Question Type:
Weaken
Stimulus Breakdown:
Conclusion: Having gone through a traumatic event can affect your cortisol level in times of stress.
Evidence: Correlation between having experienced trauma (but not having developed PTSD) and higher levels of cortisol during stress.
Answer Anticipation:
When an author presents a CURIOUS FACT and then provides her own EXPLANATION for / INTERPRETATION of it, there are always two separate possibilities for how to Weaken it:
1. Provide some OTHER WAY of explaining the curious fact.
2. Lower the plausibility of the AUTHOR'S WAY.
So we can go to these answers thinking, "What could be a different way to account for the traumatized but non-PTSD people having higher cortisol levels" or "How could we undermine the plausibility that experiencing trauma can change your cortisol-response to stress, going forward"?
Correct Answer:
B
Answer Choice Analysis:
(A) "Sometimes" is so weak that I pretty much lose interest in this answer, three words in. This answer doesn't provide a different way to explain the curious fact or undermine the plausibility of the author's hypothesis
(B) YES, although this did not grab me instantly. It's trying to offer an alternate storyline that essentially suggests reverse causality. It sounds like they ALREADY had the disposition to produce more cortisol in response to stress, and that's why they ended up not developing PTSD. It's incredibly cloaked, so I would only pick this via process of elimination. It doesn't establish that that the higher cortisol response to stress was already part of their physiology before the traumatic event happened, but that would seem to be a plausible possibility that would offer an explanation for how they could experience trauma but not develop PTSD.

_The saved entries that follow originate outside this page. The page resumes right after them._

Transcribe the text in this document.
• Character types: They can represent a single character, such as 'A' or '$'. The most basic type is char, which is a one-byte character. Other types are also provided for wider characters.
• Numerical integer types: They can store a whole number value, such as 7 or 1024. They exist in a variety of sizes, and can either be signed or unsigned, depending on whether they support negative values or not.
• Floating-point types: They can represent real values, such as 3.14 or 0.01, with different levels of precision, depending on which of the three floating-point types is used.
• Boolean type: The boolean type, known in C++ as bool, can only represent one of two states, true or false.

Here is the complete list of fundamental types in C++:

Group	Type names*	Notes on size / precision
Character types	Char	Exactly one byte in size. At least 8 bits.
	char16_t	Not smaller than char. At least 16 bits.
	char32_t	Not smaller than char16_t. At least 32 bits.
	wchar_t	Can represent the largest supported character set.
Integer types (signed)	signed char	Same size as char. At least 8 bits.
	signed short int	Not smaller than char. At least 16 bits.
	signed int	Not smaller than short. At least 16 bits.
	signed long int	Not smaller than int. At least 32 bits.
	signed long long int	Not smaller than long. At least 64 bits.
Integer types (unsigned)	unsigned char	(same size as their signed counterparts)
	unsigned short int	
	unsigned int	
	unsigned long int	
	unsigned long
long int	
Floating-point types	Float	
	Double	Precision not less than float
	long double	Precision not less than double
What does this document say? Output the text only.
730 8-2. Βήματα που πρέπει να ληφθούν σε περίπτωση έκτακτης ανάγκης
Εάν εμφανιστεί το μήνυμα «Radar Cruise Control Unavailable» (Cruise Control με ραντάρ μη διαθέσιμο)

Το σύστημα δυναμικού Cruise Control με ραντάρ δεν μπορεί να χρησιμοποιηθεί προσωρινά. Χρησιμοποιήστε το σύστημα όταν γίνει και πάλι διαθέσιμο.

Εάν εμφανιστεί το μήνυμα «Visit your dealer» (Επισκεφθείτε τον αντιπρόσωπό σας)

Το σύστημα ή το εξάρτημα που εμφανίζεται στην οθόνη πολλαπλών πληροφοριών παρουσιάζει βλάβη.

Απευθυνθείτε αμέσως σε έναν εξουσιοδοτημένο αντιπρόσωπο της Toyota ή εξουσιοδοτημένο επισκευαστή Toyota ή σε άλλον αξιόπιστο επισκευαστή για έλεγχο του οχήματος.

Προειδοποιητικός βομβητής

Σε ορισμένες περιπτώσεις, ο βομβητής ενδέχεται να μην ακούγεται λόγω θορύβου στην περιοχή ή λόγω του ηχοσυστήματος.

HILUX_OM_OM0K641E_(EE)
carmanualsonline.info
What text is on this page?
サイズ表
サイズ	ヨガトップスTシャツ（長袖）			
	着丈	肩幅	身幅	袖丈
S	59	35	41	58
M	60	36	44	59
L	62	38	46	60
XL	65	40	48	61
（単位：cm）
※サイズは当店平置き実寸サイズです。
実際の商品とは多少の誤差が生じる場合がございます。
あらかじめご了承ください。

(C) This seems to strengthen the conclusion. It sounds like trauma can affect how much cortisol one makes in response to stress.
(D) "Treatments for PTSD" makes this seem out of scope. The people we're looking at don't have PTSD, so how would this be relevant?
(E) This strengthens the conclusion, by pointing to the causal mechanism by which experiencing trauma could lead to a change in your cortisol response to stress.
Takeaway/Pattern: Well, I found that correct answer very tricky to interpret. I can't think of a similar example in which we're essentially inferring a reverse causality story because the reverse causality story would help explain some other extraneous detail in the stimulus. If the higher cortisol response existed prior to the traumatic event, then it helps to explain why these people didn't get PTSD. We didn't need to explain why they didn't get PTSD, but LSAT is thinking that we'll connect (B) with the other facts we know in order to derive the idea that the higher cortisol response already existed in these people PRIOR to the traumatic event.